Ik ben nogal gevoelig voor kleine paniekjes, meestal de hele dag door

De meeste van mijn paniekjes komen voort uit het feit dat ik alles goed wil doen, niet wil teleurstellen en geen fouten wil maken. Dat lijkt een goede eigenschap, maar het is ook dodelijk vermoeiend. Je loopt constant op de tippen van je tenen. Ach, wat zou ik graag wat vaker schouderophalend door het leven kunnen gaan.

Al kan je ook daar in doorslaan. Door file kwam ik ooit eens bijna te laat aan op de luchthaven. Ze zouden het vliegtuig nog even tegenhouden, zei men aan de check-inbalie, maar dan moest ik wel snel zijn.

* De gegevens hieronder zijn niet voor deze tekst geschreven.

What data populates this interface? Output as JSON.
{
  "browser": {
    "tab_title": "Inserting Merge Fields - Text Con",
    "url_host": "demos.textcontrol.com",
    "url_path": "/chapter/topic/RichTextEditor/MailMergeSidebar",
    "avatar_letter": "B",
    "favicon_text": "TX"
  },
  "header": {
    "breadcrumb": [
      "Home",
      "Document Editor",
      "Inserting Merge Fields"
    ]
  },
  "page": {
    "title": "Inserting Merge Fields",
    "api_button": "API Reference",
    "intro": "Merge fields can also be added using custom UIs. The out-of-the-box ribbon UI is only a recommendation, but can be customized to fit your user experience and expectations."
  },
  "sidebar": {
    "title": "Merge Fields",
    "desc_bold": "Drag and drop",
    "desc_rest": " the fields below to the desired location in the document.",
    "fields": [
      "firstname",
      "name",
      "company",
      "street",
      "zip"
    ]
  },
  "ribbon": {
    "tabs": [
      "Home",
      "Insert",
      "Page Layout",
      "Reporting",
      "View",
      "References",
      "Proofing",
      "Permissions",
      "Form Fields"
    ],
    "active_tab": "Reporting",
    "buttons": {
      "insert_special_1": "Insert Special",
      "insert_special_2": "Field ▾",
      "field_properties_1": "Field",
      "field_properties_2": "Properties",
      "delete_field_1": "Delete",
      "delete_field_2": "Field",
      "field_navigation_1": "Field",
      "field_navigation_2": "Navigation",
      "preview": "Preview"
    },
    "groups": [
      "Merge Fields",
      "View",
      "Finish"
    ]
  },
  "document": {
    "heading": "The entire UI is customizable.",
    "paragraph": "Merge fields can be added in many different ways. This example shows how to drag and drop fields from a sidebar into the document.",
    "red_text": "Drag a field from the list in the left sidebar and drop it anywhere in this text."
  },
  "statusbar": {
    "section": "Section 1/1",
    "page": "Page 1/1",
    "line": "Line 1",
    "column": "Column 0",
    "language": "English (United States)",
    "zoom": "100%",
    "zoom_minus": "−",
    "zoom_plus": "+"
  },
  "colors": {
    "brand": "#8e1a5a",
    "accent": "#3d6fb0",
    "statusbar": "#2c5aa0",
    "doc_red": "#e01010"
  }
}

In volle paniek trok ik vervolgens een sprintje door de douane en ontelbaar veel gangen richting de gate (die uiteraard helemaal aan het verste eind van de luchthaven lag). Ik liet zelfs mijn bagage achter om nadien op te sturen. Hijgend en nat van het zweet kwam ik uiteindelijk aan bij de gate, waar ik me uitvoerig excuseerde tegen iedereen die het horen kon. Trillend van uitputting stapte ik het vliegtuig op, ontelbaar veel bedankjes en sorry’s prevelend. En toen? Toen bleef het vliegtuig nog tien minuten lang staan, tot er een man opstapte die nóg veel later was dan ik. Met zijn handen in zijn zakken kuierde hij het gangpad door, doodgemoedereerd, alsof hij een wandelingetje op de zeedijk aan het maken was. Moraal van het verhaal? Voor het minste in paniek uitslaan, is nergens voor nodig. Maar een lul hoef je daarom ook niet te zijn.